O Carlos, na noite anterior, disse-me que iríamos ter uma surpresa em Negreira, mas não queria contar para não a estragar. Desiludido, contou-me que a surpresa era que a hospitaleira tinha a tradição de fazer uma enorme sopa para todos os peregrinos na sala de refeições, mas que tinha deixado de o fazer devido a pressões do novo restaurante que tinha aberto ao lado do albergue. A hospitaleira ainda deu a deixa de que ela não poderia fazer, mas se alguém quisesse...

Ao fundo, um dos pequenos recantos do albergue, um pátio com mesas e bancos.

Mais tarde, com o meu quarto já cheio, uma sétima peregrina mudou-se para lá, de uma cama na casa principal para o chão. Disse-me que ali era mais sossegado, pois já tinha detectado um ou dois roncadores no enorme quarto comum da casa principal.

Vista da janela do quarto para o albergue

Fui jantar com o Denis a um restaurante. Como sempre, pedimos vinho, e aceitámos a sugestão do vinho da casa. O vinho veio e provei-o. Olhei para o Denis que também o provou. "Naaa... something's not right". Chamámos a empregada. "O vinho está estrado!". Ela avisou-nos que o vinho ali era um bocado para o... verde, e se não queríamos um outro diferente. Dissemos que não, que podia vir do mesmo. Veio outra garrafa. Provámos, e... arggg ele não estava estragado! O PIOR vinho que já bebi em toda a minha vida. Mais tarde juntou-se a Jasmine, o Alemão, a Coreana, o Carlos, o Bruno, um espanhol e duas alemãs.

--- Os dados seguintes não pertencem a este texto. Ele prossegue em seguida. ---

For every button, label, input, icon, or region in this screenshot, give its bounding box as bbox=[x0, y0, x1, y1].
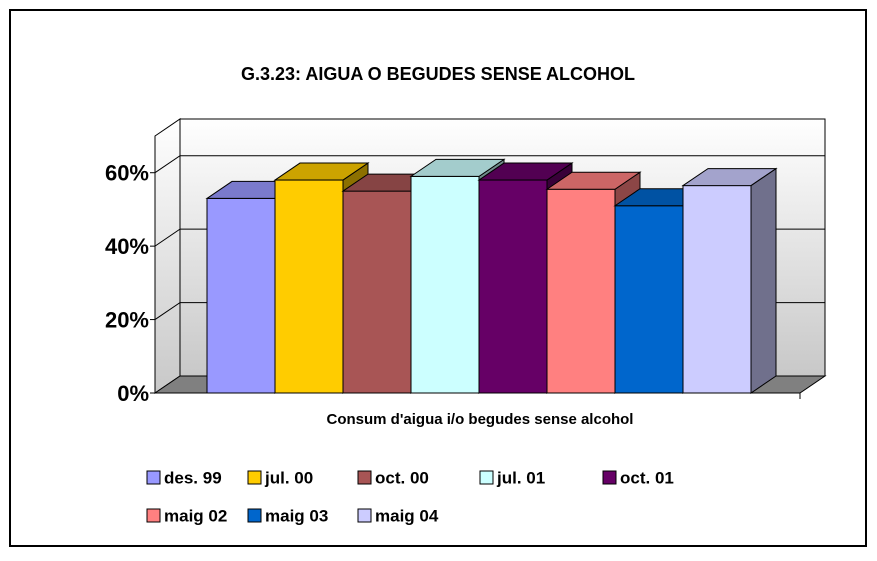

Todos ofereciam o seu vinho a todos. Ninguém queria o vinho... isto é, nos primeiros copos, porque depois começou a saber melhor hehe.

De volta para o albergue juntamente com as duas alemãs encontrámos o Miro. As duas alemãs tinham começado o Caminho em Muxia e dirigiam-se na direcção de Santiago de Compostela. Falaram as maravilhas do Caminho de Muxia para Finisterra. Lamentei não ter tempo para o fazer. O Miro proporcionou a todos um final de noite com música e risos.

Um grupo já muito divertido. As alemãs, Miro e o Denis. Tenho que pedir ao Miro a foto dele a beijar a careca do Denis!

No dia seguinte seria o meu último dia no Caminho. Iria chegar ao oceano, a Finisterra.